Friday, March 28, 2008

Split Noted: Can a Cause, as Opposed to a Symptom, of an Illness Create Ambiguity in an ERISA Plan?

Per Fitts v. Unum Life Ins. Co., No. 07-7097, *4 (D.C. Cir., March 28, 2008)

A lawyer for Fannie May, Jane Fitts was forced to stop working by her bipolar disorder. She applied for long-term disability benefits, but Unum (the administrator of the benefits plan) informed her that she would only receive benefits for two years because the plan limited benefits for those disabled by a mental illness.

Fitts filed suit under ERISA seeking benefits due under the plan, and the parties disputed whether bipolar disorder was a physical or mental illness. The district court original reviewed Unum's classification for abuse of discretion. The D.C. Circuit reversed and remanded, holding that Unum’s classification was subject to de novo review. After discovery, the district court granted summary judgment to Fitts on the issue of whether bipolar disease was a physical or mental illness.

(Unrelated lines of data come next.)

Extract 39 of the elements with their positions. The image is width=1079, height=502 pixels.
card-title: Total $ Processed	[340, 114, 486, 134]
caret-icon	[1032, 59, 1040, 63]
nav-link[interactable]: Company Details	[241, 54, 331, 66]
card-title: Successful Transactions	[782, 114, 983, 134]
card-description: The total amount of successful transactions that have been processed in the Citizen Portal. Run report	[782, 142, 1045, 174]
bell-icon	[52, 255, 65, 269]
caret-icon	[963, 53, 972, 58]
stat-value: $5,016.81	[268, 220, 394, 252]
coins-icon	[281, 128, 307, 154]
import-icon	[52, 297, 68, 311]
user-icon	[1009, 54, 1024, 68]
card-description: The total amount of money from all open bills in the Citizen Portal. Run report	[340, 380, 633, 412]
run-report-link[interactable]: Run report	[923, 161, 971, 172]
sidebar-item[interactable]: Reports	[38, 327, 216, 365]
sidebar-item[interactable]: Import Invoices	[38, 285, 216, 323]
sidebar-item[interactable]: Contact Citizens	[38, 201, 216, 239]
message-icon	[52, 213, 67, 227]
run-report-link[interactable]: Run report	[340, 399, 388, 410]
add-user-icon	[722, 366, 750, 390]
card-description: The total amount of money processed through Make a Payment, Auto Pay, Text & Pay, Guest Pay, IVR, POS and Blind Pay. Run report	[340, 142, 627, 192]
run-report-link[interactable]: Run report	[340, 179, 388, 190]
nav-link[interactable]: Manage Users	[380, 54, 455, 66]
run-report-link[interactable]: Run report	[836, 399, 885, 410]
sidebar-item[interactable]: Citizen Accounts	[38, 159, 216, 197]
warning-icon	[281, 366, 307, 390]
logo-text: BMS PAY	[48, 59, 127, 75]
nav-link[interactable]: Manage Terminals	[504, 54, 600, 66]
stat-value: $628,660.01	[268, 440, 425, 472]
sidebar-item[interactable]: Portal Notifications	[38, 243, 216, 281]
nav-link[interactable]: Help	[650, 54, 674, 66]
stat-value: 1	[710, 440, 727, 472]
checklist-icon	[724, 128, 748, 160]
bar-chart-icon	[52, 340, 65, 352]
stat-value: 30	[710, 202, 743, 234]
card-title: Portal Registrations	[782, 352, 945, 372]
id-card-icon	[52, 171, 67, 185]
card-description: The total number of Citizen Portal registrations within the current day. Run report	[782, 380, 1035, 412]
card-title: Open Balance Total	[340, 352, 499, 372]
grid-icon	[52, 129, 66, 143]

It held that bipolar disorder is a physical illness as a matter of law because it is characterized by an assortment of physical, psychological, and social factors.

In the course of reviewing this ruling, the D.C. Circuit notes that the circuits are split over whether the cause of an illness can create an ambiguity in an ERISA plan. The CAs 5,8 hold that it is the symptoms, not the causes, that determine whether an illness is physical or mental. The CAs 7,9,11 permit cause-based interpretations. The panel does not decide the issue in this case, however, because there were issues of material fact concerning whether physical factors can cause bipolar disorder and if they did so in this case. It thus reverses the grant of summary judgment and remands for further proceedings.